The holidays, for one.  No, not because we miss the seasonal party [though we do get together with friends and clients].  Nor for the year-end bonuses and celebrations.

The reason we’re glad to be an LLC?  The much-loved, much-discussed (and yes, much-detested) performance review.

Today, companies claim they’ve solved the issues:  Employees demotivated, work disrupted, and difficult conversations either not implemented or executed poorly.  An all-too-infrequent focus on personal results and chemistry.  Little ongoing feedback.  Work relationships that, simply, don’t work.  And so on.

The solutions range from new software-in-the-cloud packages to performance review re-positioning.  For the former, software provider salesforce.com (among others) touts its social networking foundation, its combination of virtual and real rewards, and its ongoing tied-to-project employee goal-setting.  In re-positioning efforts, businesses of all shapes and sizes, in a variety of industries, completely do away with formal reviews (about 1 percent of those reporting, says the Corporate Executive Board) and/or institute year-round processes, i.e., not limited to specific months in the year.

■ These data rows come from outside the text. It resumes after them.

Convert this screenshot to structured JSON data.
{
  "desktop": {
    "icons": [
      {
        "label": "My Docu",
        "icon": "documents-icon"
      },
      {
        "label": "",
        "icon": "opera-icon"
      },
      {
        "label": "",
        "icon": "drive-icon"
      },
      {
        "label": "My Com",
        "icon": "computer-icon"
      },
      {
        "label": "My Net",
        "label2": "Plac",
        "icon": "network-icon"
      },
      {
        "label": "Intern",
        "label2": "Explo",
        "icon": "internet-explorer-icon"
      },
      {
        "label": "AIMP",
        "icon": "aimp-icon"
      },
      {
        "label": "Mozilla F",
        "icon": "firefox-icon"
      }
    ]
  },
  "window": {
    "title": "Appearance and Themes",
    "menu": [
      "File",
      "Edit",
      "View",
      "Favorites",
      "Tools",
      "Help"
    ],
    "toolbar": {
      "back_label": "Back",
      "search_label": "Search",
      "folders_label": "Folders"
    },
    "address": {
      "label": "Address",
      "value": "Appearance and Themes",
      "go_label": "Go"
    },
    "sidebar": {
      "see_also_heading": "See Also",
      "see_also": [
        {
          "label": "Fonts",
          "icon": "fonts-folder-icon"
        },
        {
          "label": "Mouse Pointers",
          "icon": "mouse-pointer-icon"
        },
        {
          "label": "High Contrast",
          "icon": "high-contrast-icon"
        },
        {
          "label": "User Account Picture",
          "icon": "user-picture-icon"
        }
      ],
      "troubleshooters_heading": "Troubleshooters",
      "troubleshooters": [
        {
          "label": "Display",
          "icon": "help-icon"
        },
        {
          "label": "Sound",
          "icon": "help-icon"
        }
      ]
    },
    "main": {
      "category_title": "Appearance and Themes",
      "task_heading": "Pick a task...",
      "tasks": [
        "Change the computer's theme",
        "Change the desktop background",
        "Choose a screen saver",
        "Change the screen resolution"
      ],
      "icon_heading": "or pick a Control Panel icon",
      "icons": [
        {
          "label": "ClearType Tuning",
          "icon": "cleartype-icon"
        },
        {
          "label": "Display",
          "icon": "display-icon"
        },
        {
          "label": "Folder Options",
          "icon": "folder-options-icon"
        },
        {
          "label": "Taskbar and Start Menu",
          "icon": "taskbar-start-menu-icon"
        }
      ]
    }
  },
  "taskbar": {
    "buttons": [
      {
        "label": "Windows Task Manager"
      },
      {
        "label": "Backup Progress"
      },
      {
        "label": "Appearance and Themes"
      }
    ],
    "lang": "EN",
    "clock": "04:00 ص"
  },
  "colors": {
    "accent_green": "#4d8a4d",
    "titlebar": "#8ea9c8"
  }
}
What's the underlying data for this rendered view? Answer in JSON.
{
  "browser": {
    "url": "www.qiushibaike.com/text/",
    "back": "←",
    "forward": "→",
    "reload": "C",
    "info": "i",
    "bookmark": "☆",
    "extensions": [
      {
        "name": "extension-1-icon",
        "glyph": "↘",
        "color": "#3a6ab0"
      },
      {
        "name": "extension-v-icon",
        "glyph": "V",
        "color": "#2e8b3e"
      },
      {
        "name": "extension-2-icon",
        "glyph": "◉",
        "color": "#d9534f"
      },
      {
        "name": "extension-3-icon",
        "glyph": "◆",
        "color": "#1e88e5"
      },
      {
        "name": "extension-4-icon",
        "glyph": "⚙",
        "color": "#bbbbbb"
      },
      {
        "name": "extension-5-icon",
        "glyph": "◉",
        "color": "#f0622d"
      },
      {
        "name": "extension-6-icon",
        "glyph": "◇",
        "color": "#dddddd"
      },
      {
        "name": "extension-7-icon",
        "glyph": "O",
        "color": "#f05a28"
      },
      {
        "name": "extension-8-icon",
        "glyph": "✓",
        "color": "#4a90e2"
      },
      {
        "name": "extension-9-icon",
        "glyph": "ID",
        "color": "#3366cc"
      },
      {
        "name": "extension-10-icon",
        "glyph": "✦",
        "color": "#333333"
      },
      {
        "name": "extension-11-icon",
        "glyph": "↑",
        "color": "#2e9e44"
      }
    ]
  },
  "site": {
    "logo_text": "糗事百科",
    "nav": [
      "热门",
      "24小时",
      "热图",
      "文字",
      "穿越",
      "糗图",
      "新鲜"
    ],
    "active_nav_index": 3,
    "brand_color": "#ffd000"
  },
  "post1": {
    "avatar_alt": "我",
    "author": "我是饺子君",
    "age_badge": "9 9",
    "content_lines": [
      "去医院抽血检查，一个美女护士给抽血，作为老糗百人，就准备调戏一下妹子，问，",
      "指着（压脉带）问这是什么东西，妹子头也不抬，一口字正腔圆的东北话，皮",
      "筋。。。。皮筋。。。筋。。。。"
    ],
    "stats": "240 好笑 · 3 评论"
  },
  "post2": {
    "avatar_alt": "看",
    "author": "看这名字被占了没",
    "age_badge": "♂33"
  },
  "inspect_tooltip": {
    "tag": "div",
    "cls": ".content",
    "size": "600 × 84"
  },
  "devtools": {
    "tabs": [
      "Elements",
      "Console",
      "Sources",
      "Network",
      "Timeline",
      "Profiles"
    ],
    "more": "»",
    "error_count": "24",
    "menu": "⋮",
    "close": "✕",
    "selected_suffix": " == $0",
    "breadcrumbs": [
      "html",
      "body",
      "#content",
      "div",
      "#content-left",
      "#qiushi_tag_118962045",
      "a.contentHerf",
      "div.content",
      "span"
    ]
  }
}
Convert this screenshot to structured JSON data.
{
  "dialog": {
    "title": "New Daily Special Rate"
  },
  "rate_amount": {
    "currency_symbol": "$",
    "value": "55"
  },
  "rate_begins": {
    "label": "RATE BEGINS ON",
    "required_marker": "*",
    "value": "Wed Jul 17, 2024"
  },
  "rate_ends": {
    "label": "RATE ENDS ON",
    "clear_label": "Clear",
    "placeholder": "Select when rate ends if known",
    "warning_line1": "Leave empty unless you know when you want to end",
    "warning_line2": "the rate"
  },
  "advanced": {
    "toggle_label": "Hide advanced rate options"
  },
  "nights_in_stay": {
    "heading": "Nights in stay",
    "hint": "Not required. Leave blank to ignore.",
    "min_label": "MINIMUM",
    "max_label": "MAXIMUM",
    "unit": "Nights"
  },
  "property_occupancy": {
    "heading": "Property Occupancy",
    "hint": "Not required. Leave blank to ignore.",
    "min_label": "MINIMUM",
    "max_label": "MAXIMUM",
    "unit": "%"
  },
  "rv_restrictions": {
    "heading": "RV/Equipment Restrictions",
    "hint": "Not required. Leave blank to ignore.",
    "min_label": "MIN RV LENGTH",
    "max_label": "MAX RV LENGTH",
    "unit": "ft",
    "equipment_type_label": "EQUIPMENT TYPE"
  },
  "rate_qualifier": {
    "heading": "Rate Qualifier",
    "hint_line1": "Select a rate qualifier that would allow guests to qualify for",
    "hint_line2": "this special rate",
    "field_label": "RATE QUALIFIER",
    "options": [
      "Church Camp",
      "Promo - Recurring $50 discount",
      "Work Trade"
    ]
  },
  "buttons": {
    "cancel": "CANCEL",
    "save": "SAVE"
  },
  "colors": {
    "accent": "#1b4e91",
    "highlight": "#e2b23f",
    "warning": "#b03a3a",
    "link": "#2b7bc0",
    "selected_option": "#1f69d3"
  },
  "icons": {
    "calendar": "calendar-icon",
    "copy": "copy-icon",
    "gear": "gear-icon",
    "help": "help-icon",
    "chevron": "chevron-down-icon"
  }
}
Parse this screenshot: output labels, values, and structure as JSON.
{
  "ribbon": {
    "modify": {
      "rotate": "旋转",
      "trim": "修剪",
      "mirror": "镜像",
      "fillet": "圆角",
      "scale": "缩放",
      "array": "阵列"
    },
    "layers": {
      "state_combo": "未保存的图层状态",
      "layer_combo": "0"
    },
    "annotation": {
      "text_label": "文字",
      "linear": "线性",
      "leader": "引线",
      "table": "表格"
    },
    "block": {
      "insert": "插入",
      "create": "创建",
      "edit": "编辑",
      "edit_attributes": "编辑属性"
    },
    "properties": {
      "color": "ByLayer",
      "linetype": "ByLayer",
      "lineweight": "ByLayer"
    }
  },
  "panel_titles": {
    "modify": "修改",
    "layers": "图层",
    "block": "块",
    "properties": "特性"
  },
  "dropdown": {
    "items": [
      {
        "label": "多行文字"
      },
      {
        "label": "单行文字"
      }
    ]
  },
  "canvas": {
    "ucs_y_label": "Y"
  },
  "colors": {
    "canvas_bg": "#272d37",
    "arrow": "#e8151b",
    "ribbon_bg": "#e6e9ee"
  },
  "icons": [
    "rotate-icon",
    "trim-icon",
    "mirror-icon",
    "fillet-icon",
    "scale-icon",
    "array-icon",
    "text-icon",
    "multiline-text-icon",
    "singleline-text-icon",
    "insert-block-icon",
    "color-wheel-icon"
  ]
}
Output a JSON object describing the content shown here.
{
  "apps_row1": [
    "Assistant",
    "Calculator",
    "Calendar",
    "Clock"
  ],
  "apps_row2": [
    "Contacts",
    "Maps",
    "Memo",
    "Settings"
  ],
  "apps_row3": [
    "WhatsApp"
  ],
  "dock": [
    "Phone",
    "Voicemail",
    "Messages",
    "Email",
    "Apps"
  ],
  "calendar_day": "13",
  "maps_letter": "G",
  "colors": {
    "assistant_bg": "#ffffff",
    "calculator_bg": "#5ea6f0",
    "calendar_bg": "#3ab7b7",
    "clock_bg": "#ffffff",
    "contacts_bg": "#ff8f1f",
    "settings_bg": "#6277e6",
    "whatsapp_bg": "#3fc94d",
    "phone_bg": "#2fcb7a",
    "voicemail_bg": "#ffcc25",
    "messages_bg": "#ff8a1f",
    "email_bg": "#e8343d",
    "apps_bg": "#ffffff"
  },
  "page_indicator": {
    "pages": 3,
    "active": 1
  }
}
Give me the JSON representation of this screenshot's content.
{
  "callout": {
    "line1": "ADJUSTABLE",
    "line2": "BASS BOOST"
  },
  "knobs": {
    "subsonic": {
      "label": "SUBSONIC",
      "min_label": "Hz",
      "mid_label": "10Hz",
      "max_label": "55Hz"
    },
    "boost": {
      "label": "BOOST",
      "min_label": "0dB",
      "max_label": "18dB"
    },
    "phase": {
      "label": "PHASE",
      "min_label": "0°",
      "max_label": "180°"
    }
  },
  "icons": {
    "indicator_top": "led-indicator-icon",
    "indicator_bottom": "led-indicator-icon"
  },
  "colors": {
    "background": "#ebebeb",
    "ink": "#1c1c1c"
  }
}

Great ideas, one and all.  Yet what these and other solutions fail to consider is the relationship between manager and staff.  If there’s a lack of trust for the manager, for one, we know of few employees who will risk a job to tell the diplomatic truth.  Or if there are few chances for open communication, again, only a few will raise their hands and request time to talk.  Even anonymous peer-to-peer evaluations and 360° feedback can falter when candor is not appreciated. 

Driving high performance is, at its core, a contract between manager and employee; that’s the level at which work is accomplished.  It’s a form of communication, beginning way before onboarding, at the time of interviewing and, then, hiring.  When that trust and fundamental honesty are cemented, performance reviews become a matter of record, documents that exist to confirm that work is either being done well, not so well, not at all.  It’s the conversations that make the difference.

We know this is radical.  At the same time, communicators (and their allies, from HR to design) can have a major impact on driving performance, all in coaching for open dialogue.  How are we doing?